Medium/Technique Oil on panel
Dimensions 67.3 x 83.5 cm (26 1/2 x 32 7/8 in.)
Credit Line Herbert James Pratt Fund
Accession Number46.1145
NOT ON VIEW
CollectionsEurope
ClassificationsPaintings
According to the Gospel of Saint Luke, Jesus explained his precept, "Thou shalt love thy neighbor as thyself," with the parable of the Good Samaritan. Set upon by robbers and left for dead, a traveler was ignored by the first two men who passed by, but a Samaritan stopped to give him aid. Fetti, who studied in Rome but spent most of his brief career in Mantua and Venice, painted a series of illustrations of Christ's parables.

ProvenanceBy 1921, Baron Detlev von Hadeln (b. 1878 - d. 1935), Venice [see note 1]. By 1927, Gustav Rochlitz (b. 1889), Berlin [see note 2]. By 1931/1932, Dr. Frederick (Fritz) Haussmann, Berlin and New York [see note 3]; 1941, consigned by Dr. Haussmann to Schaeffer Galleries, New York (stock no. 635) [see note 4]; May 24, 1946, sold by Dr. Haussman to Schaeffer Galleries; November 14, 1946, sold by Schaeffer Galleries to the MFA for $1400. (Accession Date: November 14, 1946)

NOTES:
[1] See Rudolf Oldenbourg, "Domenico Fetti" (Rome, 1921), p. 14.
[2] Letter from Hans Schaeffer, Schaeffer Galleries, New York to W. G. Constable of the MFA (November 20, 1946; in MFA curatorial file). It is not known when Rochlitz -- an art dealer responsible for shipping looted works of art from Paris to German museums and to Hermann Goering in the 1930s -- obtained this painting; however, he lent the work to an exhibition held in Berlin in May and June of 1927, more than five years prior to the beginning of the Nazi era. See the exhibition catalogue, "Italienische Malerei des 17. Und 18. Jahrhunderts, Ausstellung Aus Berliner Besitz," May - June, 1927, Antiquitatenhaus Wertheim, Berlin, p. 17, no. 56.

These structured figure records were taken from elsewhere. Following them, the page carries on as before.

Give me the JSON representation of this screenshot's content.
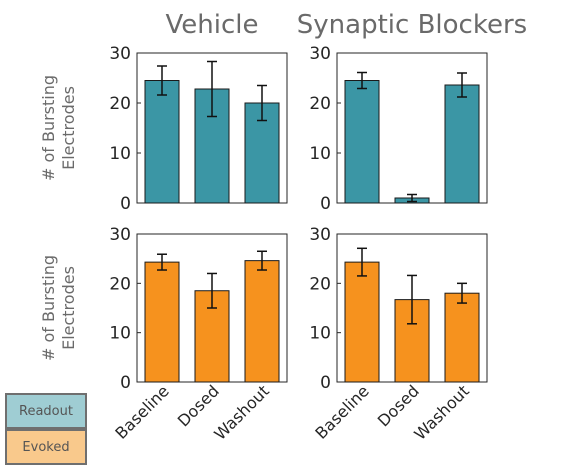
{
  "chart_data": {
    "type": "bar",
    "categories": [
      "Baseline",
      "Dosed",
      "Washout"
    ],
    "columns": [
      "Vehicle",
      "Synaptic Blockers"
    ],
    "ylabel": [
      "# of Bursting",
      "Electrodes"
    ],
    "ylim": [
      0,
      30
    ],
    "yticks": [
      0,
      10,
      20,
      30
    ],
    "rows": [
      {
        "name": "Readout",
        "color": "#3b96a5"
      },
      {
        "name": "Evoked",
        "color": "#f6921e"
      }
    ],
    "panels": [
      {
        "row": 0,
        "col": 0,
        "values": [
          24.5,
          22.8,
          20.0
        ],
        "errors": [
          2.9,
          5.5,
          3.5
        ]
      },
      {
        "row": 0,
        "col": 1,
        "values": [
          24.5,
          1.0,
          23.6
        ],
        "errors": [
          1.6,
          0.7,
          2.4
        ]
      },
      {
        "row": 1,
        "col": 0,
        "values": [
          24.3,
          18.5,
          24.6
        ],
        "errors": [
          1.6,
          3.5,
          1.9
        ]
      },
      {
        "row": 1,
        "col": 1,
        "values": [
          24.3,
          16.7,
          18.0
        ],
        "errors": [
          2.8,
          4.9,
          2.0
        ]
      }
    ]
  },
  "legend": {
    "readout": "Readout",
    "evoked": "Evoked",
    "readout_color": "#9fcdd3",
    "evoked_color": "#f9c98c"
  }
}
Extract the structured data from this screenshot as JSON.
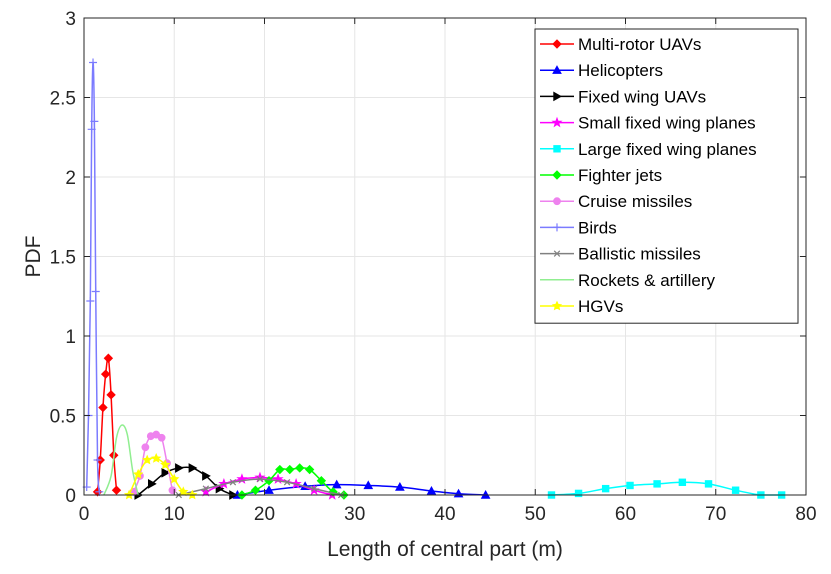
{
  "chart_data": {
    "type": "line",
    "title": "",
    "xlabel": "Length of central part (m)",
    "ylabel": "PDF",
    "xlim": [
      0,
      80
    ],
    "ylim": [
      0,
      3
    ],
    "xticks": [
      0,
      10,
      20,
      30,
      40,
      50,
      60,
      70,
      80
    ],
    "yticks": [
      0,
      0.5,
      1,
      1.5,
      2,
      2.5,
      3
    ],
    "xtick_labels": [
      "0",
      "10",
      "20",
      "30",
      "40",
      "50",
      "60",
      "70",
      "80"
    ],
    "ytick_labels": [
      "0",
      "0.5",
      "1",
      "1.5",
      "2",
      "2.5",
      "3"
    ],
    "grid": true,
    "legend_position": "top-right",
    "series": [
      {
        "name": "Multi-rotor UAVs",
        "color": "#ff0000",
        "marker": "diamond",
        "x": [
          1.5,
          1.8,
          2.1,
          2.4,
          2.7,
          3.0,
          3.3,
          3.6
        ],
        "y": [
          0.02,
          0.22,
          0.55,
          0.76,
          0.86,
          0.63,
          0.25,
          0.03
        ]
      },
      {
        "name": "Helicopters",
        "color": "#0000ff",
        "marker": "triangle",
        "x": [
          17.0,
          20.5,
          24.5,
          28.0,
          31.5,
          35.0,
          38.5,
          41.5,
          44.5
        ],
        "y": [
          0.0,
          0.03,
          0.055,
          0.065,
          0.06,
          0.05,
          0.025,
          0.008,
          0.0
        ]
      },
      {
        "name": "Fixed wing UAVs",
        "color": "#000000",
        "marker": "triangle-right",
        "x": [
          6.0,
          7.5,
          9.0,
          10.5,
          12.0,
          13.5,
          15.0,
          16.5
        ],
        "y": [
          0.0,
          0.07,
          0.14,
          0.17,
          0.17,
          0.12,
          0.04,
          0.0
        ]
      },
      {
        "name": "Small fixed wing planes",
        "color": "#ff00ff",
        "marker": "star",
        "x": [
          13.5,
          15.5,
          17.5,
          19.5,
          21.5,
          23.5,
          25.5,
          27.5
        ],
        "y": [
          0.02,
          0.07,
          0.1,
          0.11,
          0.1,
          0.07,
          0.03,
          0.0
        ]
      },
      {
        "name": "Large fixed wing planes",
        "color": "#00ffff",
        "marker": "square",
        "x": [
          51.8,
          54.8,
          57.8,
          60.5,
          63.5,
          66.3,
          69.2,
          72.2,
          75.0,
          77.3
        ],
        "y": [
          0.0,
          0.01,
          0.04,
          0.06,
          0.07,
          0.08,
          0.07,
          0.03,
          0.0,
          0.0
        ]
      },
      {
        "name": "Fighter jets",
        "color": "#00ff00",
        "marker": "diamond",
        "x": [
          17.5,
          19.0,
          20.5,
          21.7,
          22.8,
          23.9,
          25.0,
          26.3,
          27.6,
          28.8
        ],
        "y": [
          0.0,
          0.03,
          0.09,
          0.16,
          0.16,
          0.17,
          0.16,
          0.09,
          0.02,
          0.0
        ]
      },
      {
        "name": "Cruise missiles",
        "color": "#ee82ee",
        "marker": "circle",
        "x": [
          5.5,
          6.2,
          6.8,
          7.4,
          8.0,
          8.6,
          9.2,
          9.8
        ],
        "y": [
          0.02,
          0.12,
          0.3,
          0.37,
          0.38,
          0.36,
          0.2,
          0.03
        ]
      },
      {
        "name": "Birds",
        "color": "#7b7bff",
        "marker": "plus",
        "x": [
          0.3,
          0.5,
          0.7,
          0.85,
          1.0,
          1.15,
          1.3,
          1.5,
          1.7
        ],
        "y": [
          0.05,
          0.5,
          1.22,
          2.3,
          2.72,
          2.35,
          1.28,
          0.22,
          0.02
        ]
      },
      {
        "name": "Ballistic missiles",
        "color": "#808080",
        "marker": "x",
        "x": [
          10.5,
          13.5,
          16.5,
          19.5,
          22.5,
          25.5,
          28.5
        ],
        "y": [
          0.0,
          0.04,
          0.08,
          0.1,
          0.08,
          0.04,
          0.0
        ]
      },
      {
        "name": "Rockets & artillery",
        "color": "#90ee90",
        "marker": "none",
        "x": [
          2.2,
          3.0,
          3.6,
          4.2,
          4.8,
          5.4,
          6.0
        ],
        "y": [
          0.0,
          0.12,
          0.36,
          0.44,
          0.38,
          0.15,
          0.0
        ]
      },
      {
        "name": "HGVs",
        "color": "#ffff00",
        "marker": "pentagram",
        "x": [
          5.0,
          6.0,
          7.0,
          8.0,
          9.0,
          10.0,
          11.0,
          12.0
        ],
        "y": [
          0.0,
          0.13,
          0.22,
          0.23,
          0.19,
          0.1,
          0.02,
          0.0
        ]
      }
    ]
  }
}
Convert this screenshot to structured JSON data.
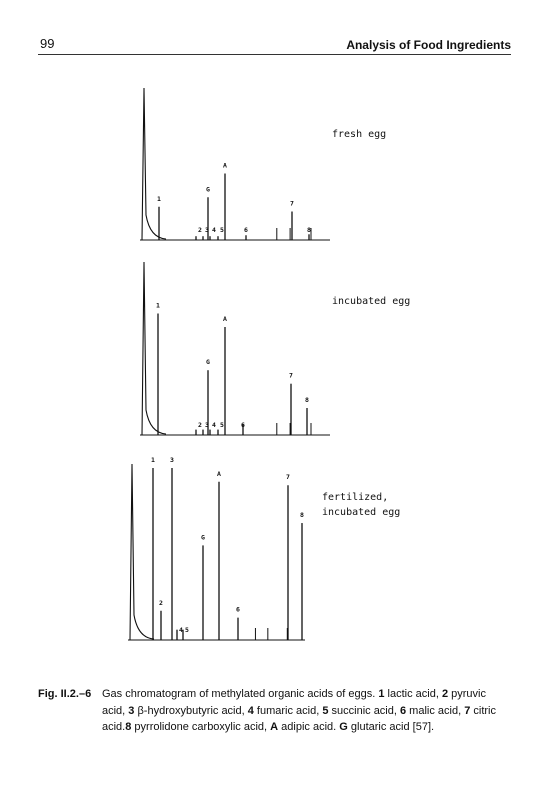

[3] See Herman Voss, "Spätitalienische Gemälde in der Sammlung Dr. Fritz Haussmann in Berlin," Zeitschrift für Bildende Kunst 65 (1931/32): p. 162, illustrated.

[4] According to information on file at the Getty Research Institute, Schaeffer Galleries Records. The painting had been consigned to the gallery on October 31, 1941. It was included in the exhibitions "Gems of Baroque Painting," January 27 - February 28, 1942, Schaeffer Galleries, New York, no. 14 and "Baroque Painting Lent by The Schaeffer Galleries of New York," The Berkshire Museum, Pittsfield, Massachusetts, June 3 - June 30, 1942, no. 10.